Who is the face of hunger? Many of us have grown up believing its the image of someone in a third-world country fighting famine. Few of us want to believe that in one of the richest countries on earth, the face of hunger is often a child.

In Georgia, more than 1.5 million people do not have a regular supply of food and 21% of our children live in these households. Only half of these food insecure households qualify for SNAP (Supplemental Nutrition Assistance Program) food benefits from the federal government.

The Effects of Hunger

People who are struggling to pay for food often choose inexpensive, low-quality foods. These low-quality diets combined with the chronic stress of obtaining the next meal often have a harmful effect on their health including increased rates of diabetes, high blood pressure, heart disease, and obesity. They often are forced to choose between paying for food and paying for medicine, utilities, or transportation.

Young children in food insecure households have lower birth weights, are more likely to be hospitalized, and are at a higher risk of chronic health conditions like anemia and asthma. School age children who are hungry are more likely to repeat a grade in elementary school, have developmental issues with language and motor skills, and have more social and behavioral problems including hyperactivity, aggression, and anxiety. In Georgia, over 60% of children in public school qualify for free or reduced-priced lunch in school but only 15% of these children have access to these meals during the summertime.

How We’re Helping

SVdP Georgia is filling the void for working families struggling to make ends meet. Our Food Recovery and Distribution program provides much of the food for our 40 food pantries distributed throughout Georgia. In addition, volunteer caseworkers in our 75 conferences and staff at our 4 family support centers distribute food gift cards, food pantry vouchers, and financial aid for food.

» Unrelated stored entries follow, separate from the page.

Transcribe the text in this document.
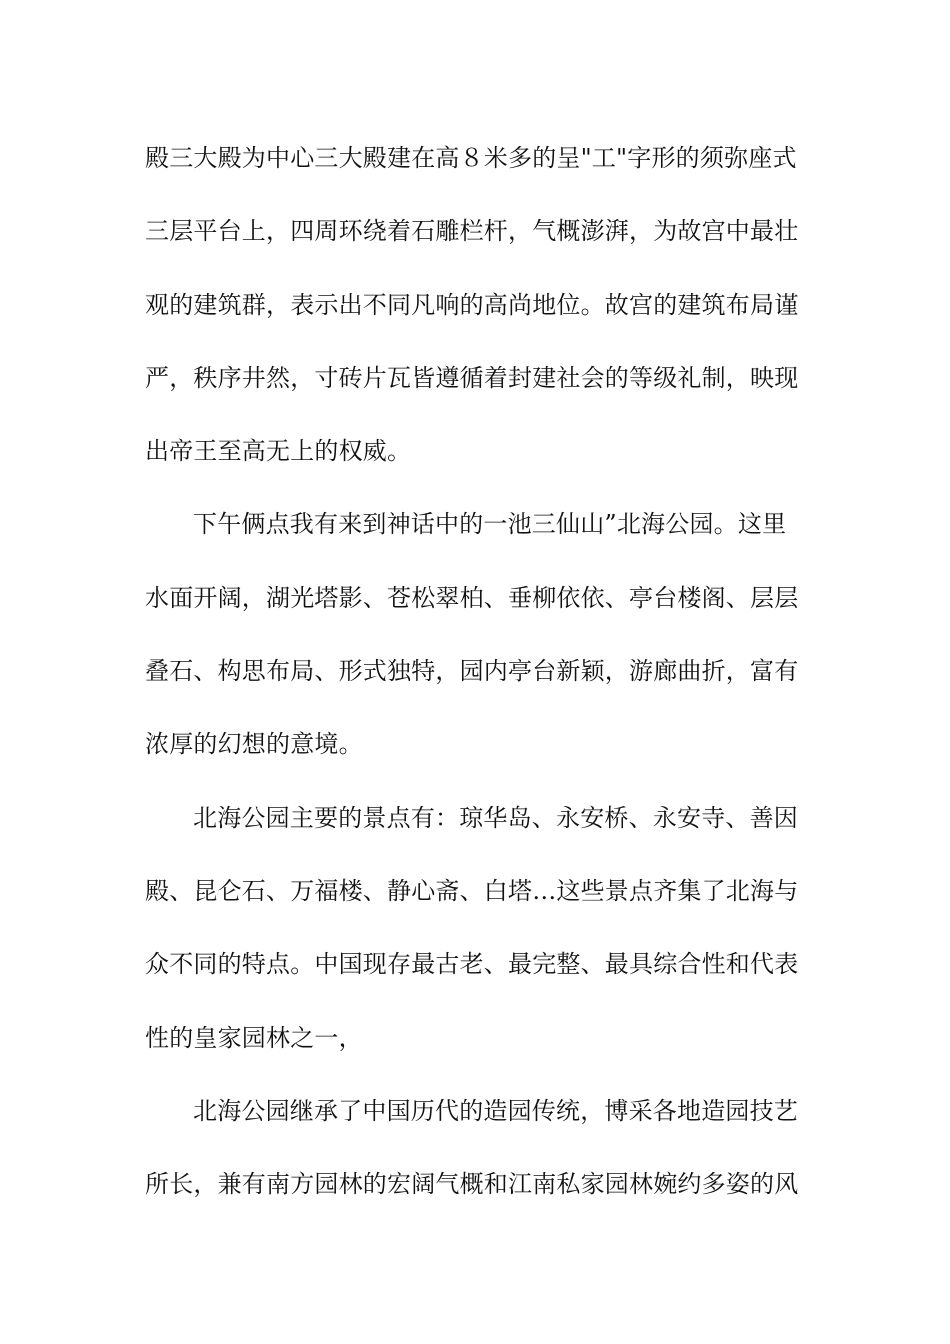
殿三大殿为中心三大殿建在高８米多的呈"工"字形的须弥座式
三层平台上，四周环绕着石雕栏杆，气概澎湃，为故宫中最壮
观的建筑群，表示出不同凡响的高尚地位。故宫的建筑布局谨
严，秩序井然，寸砖片瓦皆遵循着封建社会的等级礼制，映现
出帝王至高无上的权威。
下午俩点我有来到神话中的一池三仙山”北海公园。这里
水面开阔，湖光塔影、苍松翠柏、垂柳依依、亭台楼阁、层层
叠石、构思布局、形式独特，园内亭台新颖，游廊曲折，富有
浓厚的幻想的意境。
北海公园主要的景点有：琼华岛、永安桥、永安寺、善因
殿、昆仑石、万福楼、静心斋、白塔…这些景点齐集了北海与
众不同的特点。中国现存最古老、最完整、最具综合性和代表
性的皇家园林之一，
北海公园继承了中国历代的造园传统，博采各地造园技艺
所长，兼有南方园林的宏阔气概和江南私家园林婉约多姿的风
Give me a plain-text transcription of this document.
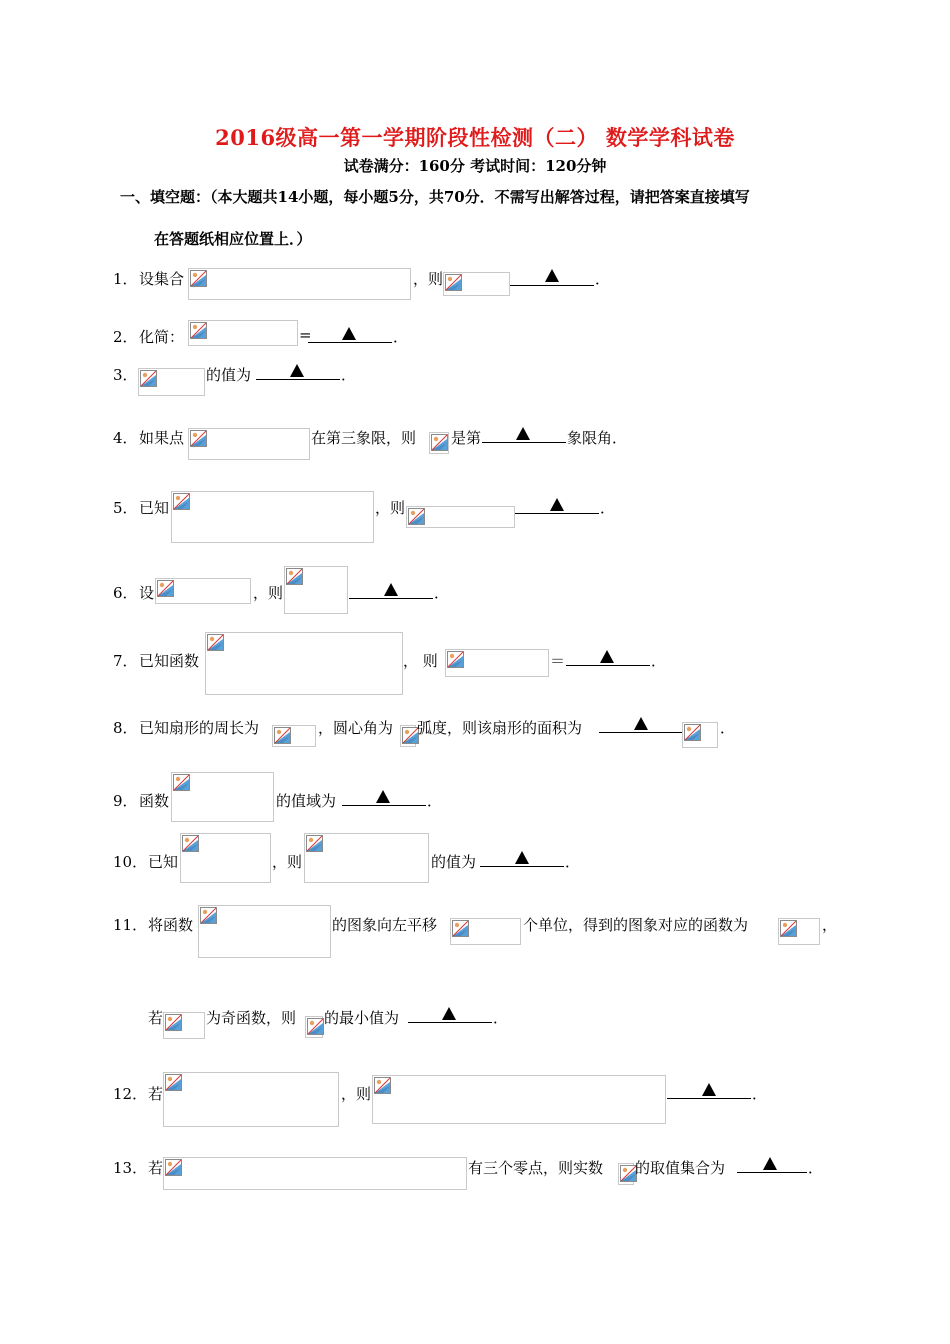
2016级高一第一学期阶段性检测（二） 数学学科试卷
试卷满分：160分 考试时间：120分钟
一、填空题：（本大题共14小题，每小题5分，共70分．不需写出解答过程，请把答案直接填写
在答题纸相应位置上．）
1． 设集合	，则	．
2． 化简：	=	．
3．	的值为	．
4． 如果点	在第三象限，则 是第	象限角．
5． 已知	，则	．
6． 设	，则	．
7． 已知函数	， 则	＝	．
8． 已知扇形的周长为	，圆心角为 弧度，则该扇形的面积为	．
9． 函数	的值域为	．
10． 已知	，则	的值为	．
11． 将函数	的图象向左平移	个单位，得到的图象对应的函数为	，
若	为奇函数，则 的最小值为	．
12． 若	，则	．
13． 若	有三个零点，则实数 的取值集合为	．
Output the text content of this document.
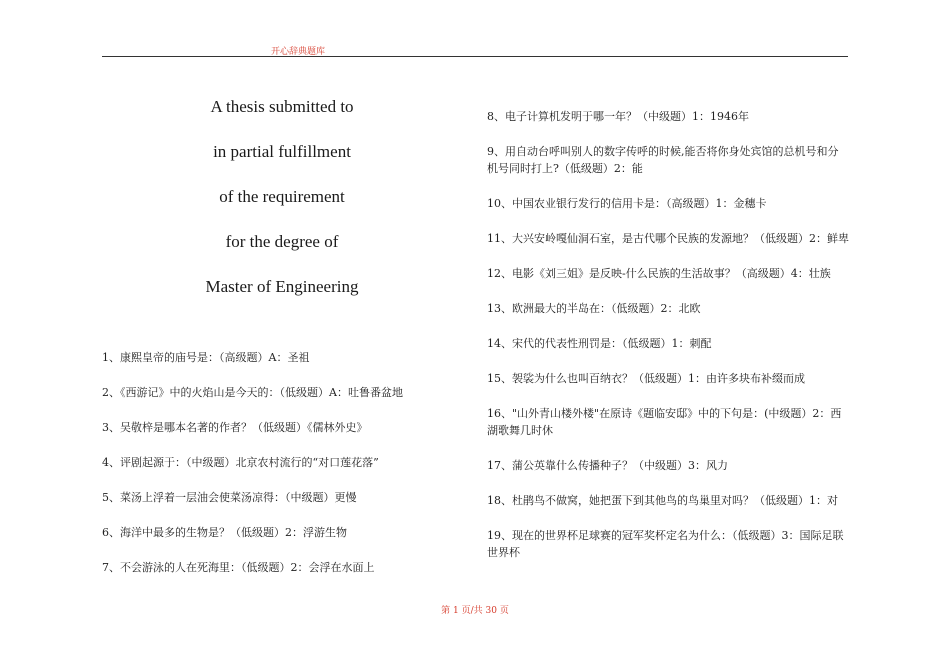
开心辞典题库
A thesis submitted to
in partial fulfillment
of the requirement
for the degree of
Master of Engineering
1、康熙皇帝的庙号是：（高级题）A：圣祖
2、《西游记》中的火焰山是今天的：（低级题）A：吐鲁番盆地
3、吴敬梓是哪本名著的作者？（低级题）《儒林外史》
4、评剧起源于：（中级题）北京农村流行的“对口莲花落”
5、菜汤上浮着一层油会使菜汤凉得：（中级题）更慢
6、海洋中最多的生物是？（低级题）2：浮游生物
7、不会游泳的人在死海里：（低级题）2：会浮在水面上
8、电子计算机发明于哪一年？（中级题）1：1946年
9、用自动台呼叫别人的数字传呼的时候,能否将你身处宾馆的总机号和分机号同时打上?（低级题）2：能
10、中国农业银行发行的信用卡是：（高级题）1：金穗卡
11、大兴安岭嘎仙洞石室，是古代哪个民族的发源地？（低级题）2：鲜卑
12、电影《刘三姐》是反映-什么民族的生活故事？（高级题）4：壮族
13、欧洲最大的半岛在：（低级题）2：北欧
14、宋代的代表性刑罚是：（低级题）1：刺配
15、袈裟为什么也叫百纳衣？（低级题）1：由许多块布补缀而成
16、"山外青山楼外楼"在原诗《题临安邸》中的下句是：(中级题）2：西湖歌舞几时休
17、蒲公英靠什么传播种子？（中级题）3：风力
18、杜鹃鸟不做窝，她把蛋下到其他鸟的鸟巢里对吗？（低级题）1：对
19、现在的世界杯足球赛的冠军奖杯定名为什么：（低级题）3：国际足联世界杯
第 1 页/共 30 页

Food Recovery & Distribution Program

Each month, SVdP Georgia salvages 38 tons of food collected from over 45 Kroger, ALDI, and Sam’s Club stores, as well as food drives and private donations in our Food Recovery and Distribution Program. These food items include canned goods and pantry staples as well as frozen meat, produce, and baked goods. SVdP collects them in our refrigerated trucks, sorts and repackages them at our Chamblee facility, and then distributes them to our network of over 40 food pantries throughout Georgia. Plans are underway to further reduce landfill waste by composting foods deemed unfit for consumption.


Happy woman and son receive food from SVdP

Food Pantries

SVdP Georgia operates 40 food pantries, 1 of which is a client-choice pantry. The Client choice pantry operates much like a grocery store where people in need can choose their own food. It helps to enhance their personal dignity and reduces waste due to unwanted food items. It also helps them to be proactive in addressing any underlying health issues. This is our model of choice for food pantries in the future.

To respond to escalating demand, SVdP Georgia is increasing the size and functionality of its Chamblee Family Support Center food pantry and its Food Recovery & Distribution warehouse, with an emphasis on increasing the amount of fresh produce and other healthy alternatives provided to clients by 65 percent. In the expanded food pantry area, an initiative of the Hope Transformed Capital Campaign, new refrigeration units will be installed with front and rear access for easier shopping and stocking. The storage areas will be updated to enhance efficiencies, and at the rear of the building, SVdP Georgia will maintain two loading bays for food deliveries.


Gift Cards & Vouchers

Our volunteer caseworkers distribute food gift cards, food pantry vouchers, and financial aid for food as part of the Home Visit process and through our Family Support Centers.


Emergency Food Boxes

Often, our Conferences and Family Support Centers encounter people in need of food on an emergency basis. Daily, we provide snack bags to the homeless and food boxes filled with enough groceries to prepare meals for a week to individuals and families.


Holiday Food Boxes

Each year, SVdP Georgia gathers food boxes for the winter holidays. Each box contains a frozen turkey or ham plus all the fixings for a nourishing meal on the holiday and beyond.

For households that rely on school breakfast and lunch programs to help feed children, the holidays can mean lean times. But the holiday food box, with its supplemental protein, helps fill the void.

In addition, the staff at the central office feeds the homeless a hot Thanksgiving meal each year.


Weekend & Summer Meals

Every Friday during the school year, the Sharing Our Blessings ministry at St. Ann’s delivers food bags to a local elementary school where almost 91% of the students are on a reduced or free lunch program. Their families can’t provide food for the children on the weekends without school lunch, so students are each given a bag as they get on the bus to go home.

This is just one way our Conferences address this childhood hunger issue. Many of our Conferences partner with local agencies over the summer to provide meals to children who depend on school food programs.


Teaching Kitchen

Upon the completion of our Hope Transformed Capital Campaign, the Chamblee Family Support Center will feature a new Teaching Kitchen with semi-commercial, energy-efficient appliances. It will serve as a classroom space for educational programs on topics such as healthy eating, simple recipes, and feeding a family on a budget.